Dopo un’ora di Italia-Svezia, una popolazione intera di ct da bar e da divano avrebbe ben volentieri cacciato gli impresentabili Pellè e Eder per far giocare Zaza e Insigne. Antonio Conte ha ascoltato solo a metà, puntando sull’attaccante (di riserva) della Juventus e lasciando in panchina per tutti i 90 minuti il genietto del Napoli. Poi l’oriundo dell’Inter ha segnato e il ct ha avuto ragione. Ma non è detto che gli altri avessero torto. Il match contro Ibrahimovic ha regalato alla nazionale la seconda vittoria in due partite e la qualificazione agli ottavi di finale. Però ha anche mostrato quei limiti di cui si era discusso a lungo per tutta la vigilia di Euro 2016, e che l’esordio super contro il Belgio aveva un po’ fatto dimenticare. Adesso Conte deve compiere il salto di qualità definitivo per puntare davvero in alto, dopo aver raggiunto l’obiettivo minimo del passaggio del girone.
Centrocampo senza gioco – Un passo avanti in classifica e nel torneo, uno indietro sul piano del gioco. Il bilancio di Italia-Svezia è in chiaroscuro per la nazionale. Che la sfida contro gli scandinavi nascondesse più di un’insidia lo si era detto, lo aveva ricordato lo stesso Conte. Avversario modesto, in relativo rispetto al Belgio e in assoluto (visti gli zero tiri contro l’Irlanda).
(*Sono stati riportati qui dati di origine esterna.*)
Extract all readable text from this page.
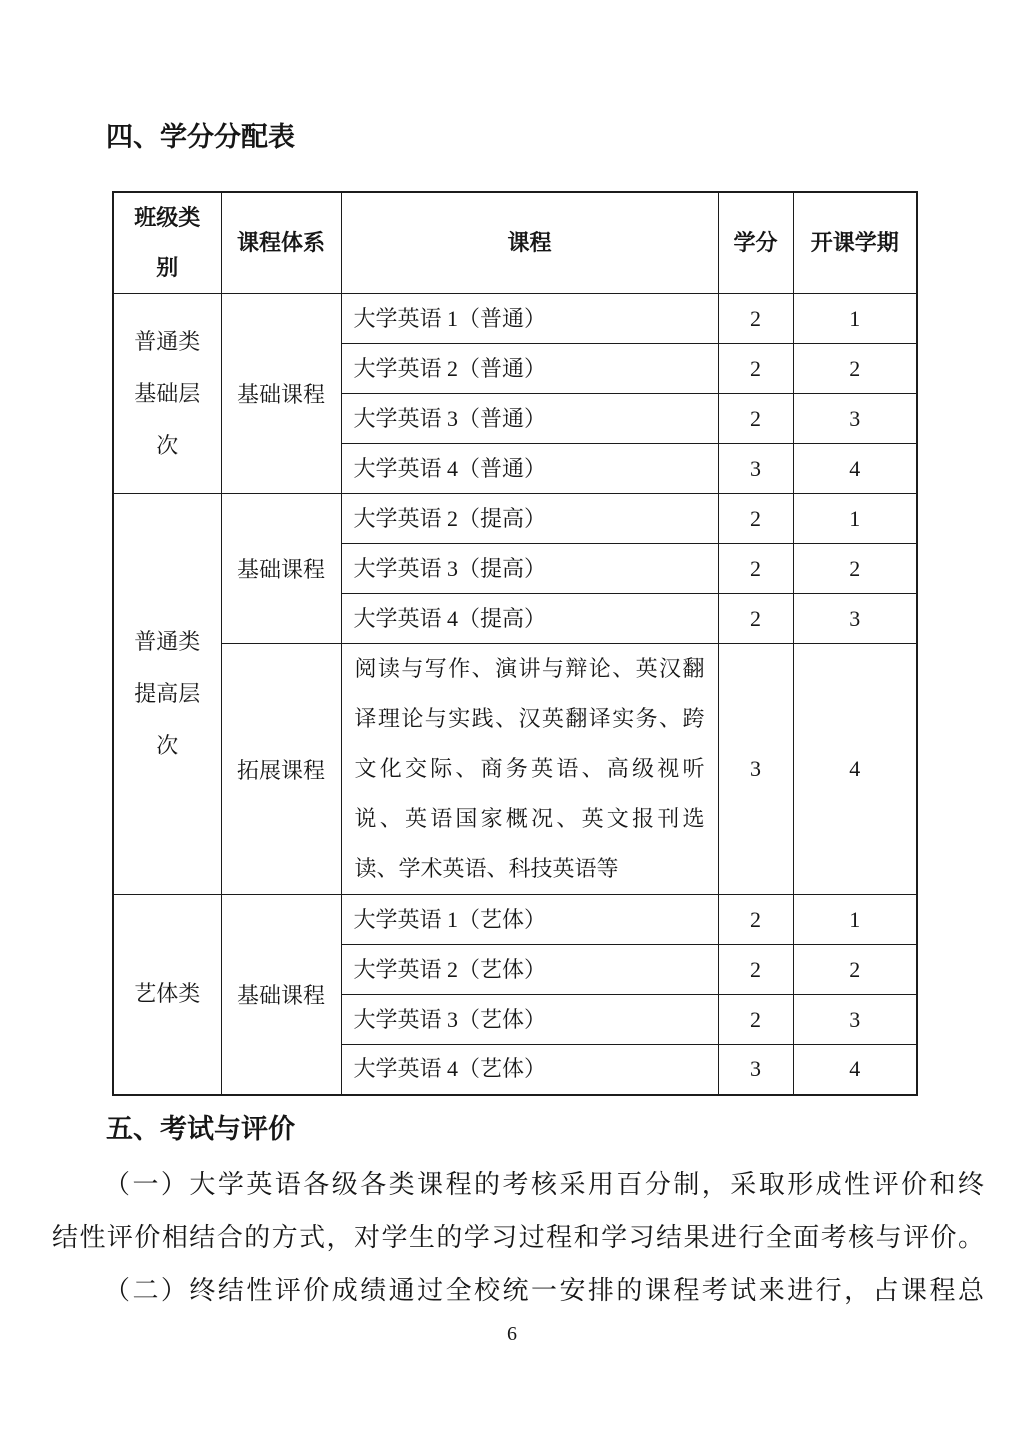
四、学分分配表
班级类别	课程体系	课程	学分	开课学期
普通类基础层次	基础课程	大学英语 1（普通）	2	1
		大学英语 2（普通）	2	2
		大学英语 3（普通）	2	3
		大学英语 4（普通）	3	4
普通类提高层次	基础课程	大学英语 2（提高）	2	1
		大学英语 3（提高）	2	2
		大学英语 4（提高）	2	3
	拓展课程	阅读与写作、演讲与辩论、英汉翻译理论与实践、汉英翻译实务、跨文化交际、商务英语、高级视听说、英语国家概况、英文报刊选读、学术英语、科技英语等	3	4
艺体类	基础课程	大学英语 1（艺体）	2	1
		大学英语 2（艺体）	2	2
		大学英语 3（艺体）	2	3
		大学英语 4（艺体）	3	4
五、考试与评价
（一）大学英语各级各类课程的考核采用百分制，采取形成性评价和终
结性评价相结合的方式，对学生的学习过程和学习结果进行全面考核与评价。
（二）终结性评价成绩通过全校统一安排的课程考试来进行，占课程总
6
Ma diverso: aggressivo, fastidioso, arroccato. Più simile a noi, per certi versi. E infatti l’Italia ha avuto molte più difficoltà che all’esordio, quando aveva potuto difendere e ripartire in contropiede. Le due cose che la squadra progettata da Conte sa fare meglio. Contro gli svedesi, invece, dovendo fare la partita, gli azzurri sono andati in apnea. Specie in mezzo al campo, il reparto che continua a presentare più problemi. De Rossi anonimo, Parolo sottotono. Lo stesso Giaccherini, eroe per una notte a Lione, è apparso spaesato. Candreva ha sofferto nel primo tempo ed è migliorato nel secondo; Florenzi se l’è cavata bene a sinistra, sicuramente meglio del pessimo Darmian dell’esordio. Ma complessivamente la prestazione è stata insufficiente. Rari gli sprazzi di gioco, anche i continui ribaltamenti di fronte sono stati più macchinosi e prevedibili. D’altra parte, c’è anche da dire che a centrocampo Conte ha pochissimo margine di manovra: gli uomini a disposizione sono questi, in questo stato di forma. Thiago Motta non sembra troppo meglio di De Rossi, Sturaro è solo un cambio.
Fantasia in panchina – Per questo tutte le aspettative si concentrano sull’attacco, dove gli elementi di fantasia ci sarebbero pure. Qui Conte ha puntato tutto sulla lotta e i movimenti di Pellè e Eder. È stato ripagato, ma la seconda partita gli ha anche ricordato i limiti della sua scelta. Infatti le poche palle gol (due in 90 minuti) sono arrivate con l’ingresso di Zaza, già più estroso rispetto ai compagni. Finora è andata bene, benissimo. Per il futuro potrebbe non bastare. Quando con l’aumentare della posta in palio le partite saranno ancora più bloccate. O magari l’Italia andrà in svantaggio e dovrà rimontare. Con tutta la fiducia in Buffon, Bonucci e compagni potrebbe capitare, capiterà quasi sicuramente. Per questo serve un piano B, quello che la nazionale è sembrata non avere nella prima ora di gioco contro la Svezia.
Serve un piano B – Alla vigilia del torneo, Conte aveva detto che “nella sua Italia giocheranno tutti”. Ecco, è arrivato il momento di coinvolgere anche gli altri. Dopo Zaza e Immobile (già protagonisti in pochi minuti), anche Insigne (che fin qui non si è neppure scaldato), magari El Shaarawi, perché no Bernardeschi. Gente che ha i colpi e il talento per cambiare una partita in un secondo. E in questo senso il terzo match con l’Irlanda, ininfluente per la classifica (il primo posto è matematico) ma banco di prova importante, può essere l’occasione ideale per sperimentare e migliorarsi ancora. Completarsi, senza rischiare di snaturarsi. Perché l’Italia che ha voluto Conte funziona. Ma ne serve anche un’altra, per ogni evenienza. Allora sì che questa nazionale non avrà più limiti. E neppure i sogni azzurri ad Euro 2016.